The head of the U.S. Justice Department has said he plans within weeks to issue a public version of Special Counsel Robert Mueller's report, which did not find that President Donald Trump's 2016 campaign conspired with Russia.
Attorney General William Barr on March 24 issued to Congress a four-page summary of Mueller's eagerly awaited report.
But he said he needed more time to determine how much of it could be made public.
U.S. media outlets quoted an unnamed Justice Department official as saying on March 26 that Barr's plan was to release a public version in "weeks, not months."
Congressional Democrats, meanwhile, have demanded Barr turn over the entire report to them by April 2. That would leave a week for the Justice Department to complete its review.
Some portions of Mueller's confidential report contain materials that arose during secret grand-jury proceedings. Federal rules generally prohibit the government from releasing that information to the public.
The report also contains information about ongoing criminal investigations that Mueller referred to other U.S. attorneys' offices.
In his summary, Barr quoted Mueller's report as saying the 22-month investigation "did not establish that members of the Trump [campaign] conspired or coordinated with the Russian government in its election interference activities."
Barr said the report was less definitive on the question of whether Trump sought to obstruct Mueller's efforts.
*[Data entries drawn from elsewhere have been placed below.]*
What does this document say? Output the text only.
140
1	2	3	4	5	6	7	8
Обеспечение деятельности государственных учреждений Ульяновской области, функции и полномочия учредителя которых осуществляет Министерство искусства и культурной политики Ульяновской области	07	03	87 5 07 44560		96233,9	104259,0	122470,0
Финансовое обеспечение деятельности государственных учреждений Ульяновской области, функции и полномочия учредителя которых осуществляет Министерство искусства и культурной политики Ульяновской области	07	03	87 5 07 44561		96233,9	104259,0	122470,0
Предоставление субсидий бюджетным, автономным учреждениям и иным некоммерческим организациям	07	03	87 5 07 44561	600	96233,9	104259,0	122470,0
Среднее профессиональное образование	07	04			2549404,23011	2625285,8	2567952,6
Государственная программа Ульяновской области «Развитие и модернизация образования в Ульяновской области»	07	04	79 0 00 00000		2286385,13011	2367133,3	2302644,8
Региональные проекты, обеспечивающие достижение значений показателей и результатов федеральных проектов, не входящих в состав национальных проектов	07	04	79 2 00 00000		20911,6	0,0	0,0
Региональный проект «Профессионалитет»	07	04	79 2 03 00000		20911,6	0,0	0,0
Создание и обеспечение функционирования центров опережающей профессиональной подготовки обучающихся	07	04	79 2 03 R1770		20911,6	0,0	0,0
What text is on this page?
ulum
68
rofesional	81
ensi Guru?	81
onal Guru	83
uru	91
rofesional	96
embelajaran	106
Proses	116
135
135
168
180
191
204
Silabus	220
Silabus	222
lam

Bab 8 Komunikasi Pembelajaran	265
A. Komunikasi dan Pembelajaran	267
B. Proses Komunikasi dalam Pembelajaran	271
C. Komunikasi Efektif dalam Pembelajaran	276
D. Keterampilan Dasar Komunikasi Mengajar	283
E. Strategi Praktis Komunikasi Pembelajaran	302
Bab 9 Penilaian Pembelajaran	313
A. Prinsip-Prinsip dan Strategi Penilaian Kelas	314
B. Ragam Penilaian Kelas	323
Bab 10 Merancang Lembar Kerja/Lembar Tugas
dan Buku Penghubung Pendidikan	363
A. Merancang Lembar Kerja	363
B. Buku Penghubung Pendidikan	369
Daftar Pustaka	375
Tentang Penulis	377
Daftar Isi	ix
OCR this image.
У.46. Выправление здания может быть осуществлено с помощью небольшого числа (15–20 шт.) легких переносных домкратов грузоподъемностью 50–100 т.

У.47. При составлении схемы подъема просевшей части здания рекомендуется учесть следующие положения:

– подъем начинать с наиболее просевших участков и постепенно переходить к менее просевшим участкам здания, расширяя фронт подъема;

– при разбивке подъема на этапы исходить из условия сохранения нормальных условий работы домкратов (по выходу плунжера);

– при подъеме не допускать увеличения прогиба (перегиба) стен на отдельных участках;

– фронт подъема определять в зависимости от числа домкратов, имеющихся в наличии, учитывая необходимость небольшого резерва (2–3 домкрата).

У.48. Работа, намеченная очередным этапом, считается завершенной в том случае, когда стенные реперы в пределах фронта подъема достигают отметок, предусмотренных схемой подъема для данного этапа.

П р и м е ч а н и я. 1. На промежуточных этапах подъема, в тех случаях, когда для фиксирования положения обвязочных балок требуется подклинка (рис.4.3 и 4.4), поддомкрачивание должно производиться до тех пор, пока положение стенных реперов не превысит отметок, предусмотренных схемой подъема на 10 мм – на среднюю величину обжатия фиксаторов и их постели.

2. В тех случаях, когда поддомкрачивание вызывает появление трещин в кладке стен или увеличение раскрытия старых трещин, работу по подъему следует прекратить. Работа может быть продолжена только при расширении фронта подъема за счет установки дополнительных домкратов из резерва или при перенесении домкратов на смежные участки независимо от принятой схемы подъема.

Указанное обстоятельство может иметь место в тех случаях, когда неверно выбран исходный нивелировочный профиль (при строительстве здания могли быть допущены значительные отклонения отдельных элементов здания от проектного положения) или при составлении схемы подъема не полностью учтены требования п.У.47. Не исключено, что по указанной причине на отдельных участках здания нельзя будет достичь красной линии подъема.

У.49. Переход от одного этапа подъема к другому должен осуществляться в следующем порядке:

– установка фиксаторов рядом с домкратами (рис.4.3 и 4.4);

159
He quoted Mueller as saying that his report "does not conclude that [Trump] committed a crime" but also "does not exonerate him."
However, Barr said in his letter that he and Deputy Attorney General Rod Rosenstein concluded that the investigation did not produce sufficient evidence to establish that Trump committed the crime of obstructing justice.
Trump and his top aides have attacked unidentified political opponents for starting the campaign investigation.
"I think what happened was a disgrace," Trump told reporters on March 26.